Wednesday, February 6, 2013
This mum's journey: page one
Sitting on the shower floor with her arms wrapped around her knees, the steaming water hitting her skin while she reflects on the moments passed and contemplates the moments to come. Feeling rather horrible due to a recent outbreak of sickness that has spread through her home she is enjoying the quiet selfish moment knowing that it won't last. This day will be filled with cries of "mummy i need you' and 'mummy i want this' so she knows she has to pull herself together, both mind and body so that she can give as much as she possibly can. Her two sick little boys have been put through the wringer this past week or so and are tired, miserable and needy, one staving off an infection and the other possibly beginning to develop it. Wishing she could take it all away and suffer it all herself on their behalf but knowing she can't is beginning to make her feel frustrated and helpless. A screaming, tear filled knock on the bathroom door trips her back into reality and she knows that this time of selfish quietness has come to an end. Dragging her body up off the floor and out of the heavenly stream of warmth created by the shower is a difficult task. The cries have stopped but she knows that it won't be long before they begin again. Reluctantly drying and dressing herself she steps out of her coocoon and back into her world. The sound of the door closing behind her is quickly followed by the sound of bare feet padding across the tiles in her direction. She turns and looks down upon the face of the little person that has made his way to her, tears still glistening in his big brown eyes and a steady stream of snot running from his nose down to his lips. He holds his arms out and says 'mummy'. She scoops him up in her arms and as he wraps his arms around her and nestles into her shoulder she realises just how worthwhile her life really is.

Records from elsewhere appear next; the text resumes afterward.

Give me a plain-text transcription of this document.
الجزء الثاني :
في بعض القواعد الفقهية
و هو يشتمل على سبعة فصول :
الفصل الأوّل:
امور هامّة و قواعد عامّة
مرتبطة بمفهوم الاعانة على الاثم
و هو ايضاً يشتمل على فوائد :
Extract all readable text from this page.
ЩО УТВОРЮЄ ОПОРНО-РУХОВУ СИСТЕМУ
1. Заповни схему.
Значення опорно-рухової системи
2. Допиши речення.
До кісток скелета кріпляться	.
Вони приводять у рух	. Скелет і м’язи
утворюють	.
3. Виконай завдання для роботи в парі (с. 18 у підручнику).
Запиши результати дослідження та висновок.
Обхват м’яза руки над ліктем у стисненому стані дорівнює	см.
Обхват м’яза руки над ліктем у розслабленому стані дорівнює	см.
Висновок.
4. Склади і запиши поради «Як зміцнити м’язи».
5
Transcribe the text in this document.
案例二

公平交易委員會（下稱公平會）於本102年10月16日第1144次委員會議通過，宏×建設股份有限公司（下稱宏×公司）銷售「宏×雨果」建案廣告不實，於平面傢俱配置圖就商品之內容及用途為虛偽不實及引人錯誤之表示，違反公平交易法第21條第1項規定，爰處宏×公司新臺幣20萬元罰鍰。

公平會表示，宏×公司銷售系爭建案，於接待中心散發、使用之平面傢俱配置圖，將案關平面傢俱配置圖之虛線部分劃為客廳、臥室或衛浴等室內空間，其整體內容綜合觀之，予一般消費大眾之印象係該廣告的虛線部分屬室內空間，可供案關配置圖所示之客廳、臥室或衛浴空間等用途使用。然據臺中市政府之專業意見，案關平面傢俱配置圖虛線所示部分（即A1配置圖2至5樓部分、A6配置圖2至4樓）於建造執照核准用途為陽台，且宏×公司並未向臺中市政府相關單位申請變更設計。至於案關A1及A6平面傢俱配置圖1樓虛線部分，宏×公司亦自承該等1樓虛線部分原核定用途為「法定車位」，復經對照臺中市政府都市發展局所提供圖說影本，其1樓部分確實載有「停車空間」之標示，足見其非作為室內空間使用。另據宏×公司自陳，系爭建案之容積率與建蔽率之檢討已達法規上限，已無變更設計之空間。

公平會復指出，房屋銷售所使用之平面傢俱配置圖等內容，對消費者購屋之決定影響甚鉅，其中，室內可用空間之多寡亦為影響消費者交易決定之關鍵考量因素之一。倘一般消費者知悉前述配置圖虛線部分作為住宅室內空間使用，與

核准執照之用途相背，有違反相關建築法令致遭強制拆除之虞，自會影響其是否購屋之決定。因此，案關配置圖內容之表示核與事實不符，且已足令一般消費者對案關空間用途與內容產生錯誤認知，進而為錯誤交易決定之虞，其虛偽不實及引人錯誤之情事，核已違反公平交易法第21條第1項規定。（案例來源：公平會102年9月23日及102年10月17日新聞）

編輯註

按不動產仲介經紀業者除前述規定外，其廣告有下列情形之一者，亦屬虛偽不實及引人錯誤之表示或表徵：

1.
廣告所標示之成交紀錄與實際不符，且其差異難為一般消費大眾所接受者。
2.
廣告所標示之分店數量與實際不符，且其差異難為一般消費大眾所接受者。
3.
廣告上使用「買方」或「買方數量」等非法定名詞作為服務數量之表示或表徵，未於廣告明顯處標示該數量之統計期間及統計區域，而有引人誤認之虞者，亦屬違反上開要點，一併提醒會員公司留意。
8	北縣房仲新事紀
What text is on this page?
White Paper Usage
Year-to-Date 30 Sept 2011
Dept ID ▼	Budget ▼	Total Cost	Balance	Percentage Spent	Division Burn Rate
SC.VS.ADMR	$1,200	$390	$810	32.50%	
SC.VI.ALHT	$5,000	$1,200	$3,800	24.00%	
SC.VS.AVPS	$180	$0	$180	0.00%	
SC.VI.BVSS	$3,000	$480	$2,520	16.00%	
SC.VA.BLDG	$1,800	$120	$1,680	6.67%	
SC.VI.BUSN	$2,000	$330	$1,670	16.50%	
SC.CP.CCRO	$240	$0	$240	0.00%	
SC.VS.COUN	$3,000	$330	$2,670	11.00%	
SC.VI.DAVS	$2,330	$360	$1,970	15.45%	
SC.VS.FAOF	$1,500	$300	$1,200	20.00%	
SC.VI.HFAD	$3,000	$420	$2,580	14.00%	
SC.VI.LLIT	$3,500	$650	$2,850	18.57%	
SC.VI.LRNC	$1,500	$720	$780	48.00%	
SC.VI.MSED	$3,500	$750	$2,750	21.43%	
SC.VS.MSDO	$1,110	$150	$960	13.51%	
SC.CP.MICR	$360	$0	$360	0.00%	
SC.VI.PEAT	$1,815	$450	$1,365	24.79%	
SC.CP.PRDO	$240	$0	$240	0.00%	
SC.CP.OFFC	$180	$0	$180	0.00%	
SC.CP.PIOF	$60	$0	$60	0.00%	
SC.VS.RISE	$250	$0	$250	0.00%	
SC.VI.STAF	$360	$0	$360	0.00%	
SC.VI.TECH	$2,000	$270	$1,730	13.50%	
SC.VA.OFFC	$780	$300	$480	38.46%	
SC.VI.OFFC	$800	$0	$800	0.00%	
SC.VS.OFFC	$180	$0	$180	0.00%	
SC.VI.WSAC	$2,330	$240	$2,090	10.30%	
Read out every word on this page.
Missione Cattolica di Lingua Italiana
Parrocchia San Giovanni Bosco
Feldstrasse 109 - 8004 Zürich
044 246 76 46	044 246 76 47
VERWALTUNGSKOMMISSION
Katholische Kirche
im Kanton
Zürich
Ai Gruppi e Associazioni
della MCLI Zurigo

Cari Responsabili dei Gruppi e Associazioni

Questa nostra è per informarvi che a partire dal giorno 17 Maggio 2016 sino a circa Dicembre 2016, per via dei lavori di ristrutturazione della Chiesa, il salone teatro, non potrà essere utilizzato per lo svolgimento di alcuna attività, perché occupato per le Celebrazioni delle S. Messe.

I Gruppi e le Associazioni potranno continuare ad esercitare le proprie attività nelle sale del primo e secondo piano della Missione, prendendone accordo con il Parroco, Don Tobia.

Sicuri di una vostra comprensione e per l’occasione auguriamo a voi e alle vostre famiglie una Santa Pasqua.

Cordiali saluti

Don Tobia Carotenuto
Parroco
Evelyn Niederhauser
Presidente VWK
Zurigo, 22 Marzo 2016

It's been a while, simplifying
Those of you who have been a part of my blogging journey will know that i change my mind every 5 minutes and i like to start new projects and i don't always get the chance to follow them through. It's never because i don't want to keep going with them, its usually because i am such an all or nothing type of person. If i can't give something my constant attention then the fire burns out. At this point in time i am attempting to simplify, beginning with my blogs. I have removed all of the other ones that i was working on and i am now just going to use this one. I feel like i just get confused sometimes when i do too many things so i am just going to use this as a place to share every part of my journey. So we'll see how it goes.